La première loi permet aussi de réfléchir à l’impact environnemental. Plus un moteur gaspille de la chaleur, moins il transforme de carburant en mouvement — et plus il consomme pour fournir une même action. Les progrès récents visent à mieux “utiliser chaque joule” : moteurs plus efficaces, récupération de la chaleur des gaz d’échappement (systèmes “turbocompound”), optimisation des cycles.

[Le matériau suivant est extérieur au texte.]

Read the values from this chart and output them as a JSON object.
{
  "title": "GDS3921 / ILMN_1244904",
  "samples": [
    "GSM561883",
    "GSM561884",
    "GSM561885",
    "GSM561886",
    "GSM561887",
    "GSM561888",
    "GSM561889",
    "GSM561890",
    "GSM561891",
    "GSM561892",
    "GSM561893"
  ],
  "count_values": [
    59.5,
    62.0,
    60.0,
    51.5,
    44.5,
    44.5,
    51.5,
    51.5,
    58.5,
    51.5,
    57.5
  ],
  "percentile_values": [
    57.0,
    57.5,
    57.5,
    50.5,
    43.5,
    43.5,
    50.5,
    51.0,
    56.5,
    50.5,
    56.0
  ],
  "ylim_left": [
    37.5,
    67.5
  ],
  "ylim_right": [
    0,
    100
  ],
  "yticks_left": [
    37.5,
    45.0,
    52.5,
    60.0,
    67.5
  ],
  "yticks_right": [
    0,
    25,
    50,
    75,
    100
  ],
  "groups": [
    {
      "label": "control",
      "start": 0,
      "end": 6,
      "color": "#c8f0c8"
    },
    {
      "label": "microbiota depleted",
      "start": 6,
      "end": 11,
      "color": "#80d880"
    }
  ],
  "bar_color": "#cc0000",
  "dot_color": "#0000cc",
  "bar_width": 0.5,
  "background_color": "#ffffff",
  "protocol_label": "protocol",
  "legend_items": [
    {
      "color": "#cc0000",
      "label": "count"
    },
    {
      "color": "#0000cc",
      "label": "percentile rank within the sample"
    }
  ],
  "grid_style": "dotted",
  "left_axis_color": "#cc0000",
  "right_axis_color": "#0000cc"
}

Regard vers demain : la science au service de l’ingéniosité

Le moteur thermique, tout classique qu’il paraisse, reste au cœur de bien des innovations. Les chercheurs travaillent à diminuer les pertes inévitables : moteurs hybrides, turbo plus performant, matières qui supportent des températures plus élevées (et donc de meilleurs rendements). Les limites de la première loi restent immuables, mais l’art réside aujourd’hui dans la maîtrise des détails de cette transformation.

Si l’on devait retenir une image, ce serait celle d’un moteur comme d’un chef d’orchestre énergique : il guide l’énergie qui arrive, l’utilise au mieux pour déplacer une voiture, chauffer un train ou lancer une fusée — mais il doit compter, mesurer, arbitrer, car la première loi de la thermodynamique veille, implacable, sur ce grand concert d’échanges.

La prochaine fois que vous entendrez vrombir un moteur, imaginez donc cette danse de la chaleur et du mouvement, sous la direction invisible mais stricte de la “loi de conservation”.